We get to see more family background to our main leads, which explains some motivations and provide comic relief. There's an addition to the cast in this one - a most welcome quirky character and one that I *gasp* am actually curious about. Some scenes still feel out of place and the interest level isn't that much improved over the first episode.I'm not sure if I still want to continue recapping this drama, unless there's a huge swing in terms of plot and narration. Although I love our main couple as much as any other, it isn't incentive enough for me to want to write about it when there are other shows out there that make me grip my seats, unable to sit still. At the moment, I'm enjoying bits and pieces of the show but at the back of my head, I realize that there isn't much going on. I'll still probably watch it every week since it's the summer holidays, but I really hope there is more to the premise. Chop chop writers.
Ratings broke 2 this week, bringing it up to 2.16. Guess the Taiwan audience do still love the OTP.
*updated with screencaps.
EPISODE 2 RECAP
Mum shouts loudly, "Liang Xiao Shu! Kneel down!" and picks up the feather duster. Xiao Shu whispers, "Don't hit me so hard!" Lol. This pair of mother-daughter. Mum chases Xiao Shu around for a bit and shouts at her for making them worry all night, shouting at one point, "Did you see Jason cheat on you, and that made you so sad and you got drunk?" Haha so transparent. Dad finally calls a halt to their antics.
They lay blame on one another, ending somehow in it being Zhou Zhen's fault when she says she got bored waiting for him to come back to celebrate his birthday. Ying Ying teases Granny for her favouritism, but Granny retorts she was happy too "when you brought me red wine". Oops.
We go to a cemetery, where Xiao Shu and her parents pay respects to her brother. A bouquet of flowers lays there, angering Mum because it is left there every year, as if mocking them. Uh oh... I have a bad feeling about this - obviously mob related, but please don't let it be related to Zhou Da Kuan. Dad doesn't betray much emotion as Xiao Shu and Mum talk to Zhi Kai. He excuses himself to get rid of the flowers.
Ying Ying saunters down the street in a qipao (Chinese traditional costume) with earphones as a motorbike comes dangerously close. Zhe Xuan grabs her and we get the requisite 360-degree romantic spin (another drama trope checked).
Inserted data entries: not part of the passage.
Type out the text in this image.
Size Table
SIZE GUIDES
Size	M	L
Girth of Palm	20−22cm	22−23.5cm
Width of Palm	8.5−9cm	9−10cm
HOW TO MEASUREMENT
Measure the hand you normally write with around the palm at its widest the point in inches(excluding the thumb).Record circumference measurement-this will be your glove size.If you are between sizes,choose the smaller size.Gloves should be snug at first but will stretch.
Xiao Shu is at the KTV for their radio station employee night. She gets notes from all her colleagues, giving excuses for not coming. I almost think they're going to pop out and shout "surprise!" but that doesn't happen. In the only one KTV in Taipei, Ying Ying is partying with Pei Li and their friends when Zhou Zhen shows up to give his present. Their theme has changed to a pajama party LOL. Ying Ying pushes Pei Li towards her brother, calling THAT a proper present. I'd agree, if it weren't such a cringe-worthy moment.
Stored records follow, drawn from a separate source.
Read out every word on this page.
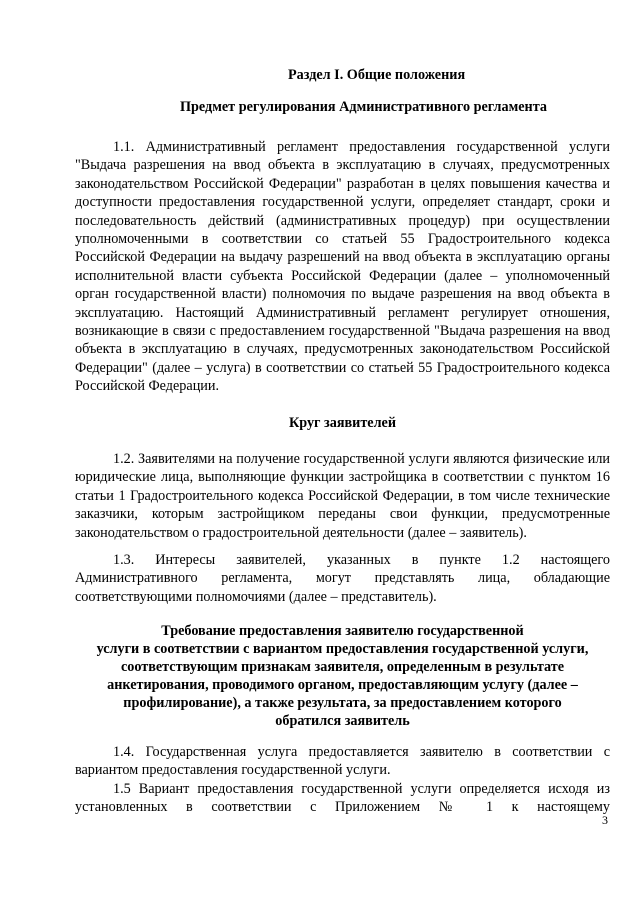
Раздел I. Общие положения

Предмет регулирования Административного регламента

1.1. Административный регламент предоставления государственной услуги "Выдача разрешения на ввод объекта в эксплуатацию в случаях, предусмотренных законодательством Российской Федерации" разработан в целях повышения качества и доступности предоставления государственной услуги, определяет стандарт, сроки и последовательность действий (административных процедур) при осуществлении уполномоченными в соответствии со статьей 55 Градостроительного кодекса Российской Федерации на выдачу разрешений на ввод объекта в эксплуатацию органы исполнительной власти субъекта Российской Федерации (далее – уполномоченный орган государственной власти) полномочия по выдаче разрешения на ввод объекта в эксплуатацию. Настоящий Административный регламент регулирует отношения, возникающие в связи с предоставлением государственной "Выдача разрешения на ввод объекта в эксплуатацию в случаях, предусмотренных законодательством Российской Федерации" (далее – услуга) в соответствии со статьей 55 Градостроительного кодекса Российской Федерации.

Круг заявителей

1.2. Заявителями на получение государственной услуги являются физические или юридические лица, выполняющие функции застройщика в соответствии с пунктом 16 статьи 1 Градостроительного кодекса Российской Федерации, в том числе технические заказчики, которым застройщиком переданы свои функции, предусмотренные законодательством о градостроительной деятельности (далее – заявитель).

1.3. Интересы заявителей, указанных в пункте 1.2 настоящего Административного регламента, могут представлять лица, обладающие соответствующими полномочиями (далее – представитель).

Требование предоставления заявителю государственной

услуги в соответствии с вариантом предоставления государственной услуги,

соответствующим признакам заявителя, определенным в результате

анкетирования, проводимого органом, предоставляющим услугу (далее –

профилирование), а также результата, за предоставлением которого

обратился заявитель

1.4. Государственная услуга предоставляется заявителю в соответствии с вариантом предоставления государственной услуги.

1.5 Вариант предоставления государственной услуги определяется исходя из установленных в соответствии с Приложением № 1 к настоящему

3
I dearly hope that he's doing something to get the scumbag back, but that might go against his non-gangster-stuff principles. But my main beef with that whole fighting scene wasn't that he got hit, it was the position of the scene within the narrative. I get that it's supposed to be emotional, that we see the male lead already willing to suffer for the female lead - except that they're not there yet in their relationship. That's why this scene feels tacked on and lacks the emotional punch it could have. There is a reason scenes like this usually come towards the end of a show, or at least when the leads are IN a relationship and there are higher stakes and consequences involved. I found it weird that this scene was in this episode, although it probably was to make Xiao Shu blurt out that line where she hates gangsters and triads the most. That line was indeed the most important line for that scene, or actually for these two episodes combined, because that was the whole conflict in the premise of having an ex-gangster's-son male lead paired with ex-cop's-daughter female lead. I get the end, but in this instance, the end doesn't quite justify the means.